Charles Vass, a founder of Raleigh-based Corporate Investment Center, believes the region needs to interest investment bankers in filling in a gap many biotech companies face in acquiring all the financing they need.

“Biotech companies in our state face a significant gap in the capital markets when it comes to raising between $5 million to $30 million of institutional capital,” Vass tells Local Tech Wire.

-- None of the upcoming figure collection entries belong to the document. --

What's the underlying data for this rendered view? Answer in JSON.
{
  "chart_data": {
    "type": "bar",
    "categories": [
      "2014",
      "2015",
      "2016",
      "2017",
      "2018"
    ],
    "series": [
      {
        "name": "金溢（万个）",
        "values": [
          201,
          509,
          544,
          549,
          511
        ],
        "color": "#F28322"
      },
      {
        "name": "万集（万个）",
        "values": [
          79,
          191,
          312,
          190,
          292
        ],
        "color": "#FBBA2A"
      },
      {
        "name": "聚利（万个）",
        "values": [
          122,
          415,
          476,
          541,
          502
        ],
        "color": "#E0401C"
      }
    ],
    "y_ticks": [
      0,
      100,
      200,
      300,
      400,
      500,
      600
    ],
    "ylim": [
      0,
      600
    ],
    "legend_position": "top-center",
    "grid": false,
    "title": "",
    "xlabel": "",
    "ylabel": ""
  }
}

“Many of our regional investment banks have been bought out or consolidated by the bigger New York banks, which are not strategically interested in smaller deals,” he says.

“We need to do everything we can to connect our companies to great sources of strategic financial capability, like Adams, Harkness & Hill, which has a positive attitude about helping the smaller local biotech and infotech companies.”

Vass recently helped bring Dr. Jonathan Gertler, head of the BioMedical Device and Technology Investment Banking Group of Boston’s Adams, Harkness &Hill Investment Bank to the Triangle recently to talk to some of its promising biotech firms.

Gertler heads up a division at Adams, Harkness & Hill, which since 2001 has played a role in capturing 23 percent, or $391 million of the $1.7 billion raised in public offerings in the biomed and technology market.

His group has also been involved in 31 percent of the market’s transactions in the biomedical device and technology sector since 2001, participating in five of the 16 public offerings in that sector during that period

“Gertler had a specific model in mind for companies, and we happened to hit on a couple of them,” says, Vass, but Adams Harkness prefers not to mention them for legal reasons.

Industrial clusters foster innovation

Vass believes the way regions create an environment for innovation is through the industrial cluster, an idea promoted by Harvard economic development expert Michael Porter.

“Each region has its own cluster,” Vass says. “Gene analysis is one of our strengths here in Raleigh. Each city has a different strength, medicine and hospitals (Durham), contract research for biotech (Wilmington).”

Vass also issues a warning: “Unless we do something, it’s as likely we will slide down the economic scale and become another West Virginia.

“Recruiting industrial manufacturing to the State is not the way to go. That paradigm is over with, but NC leaders haven’t noticed yet.”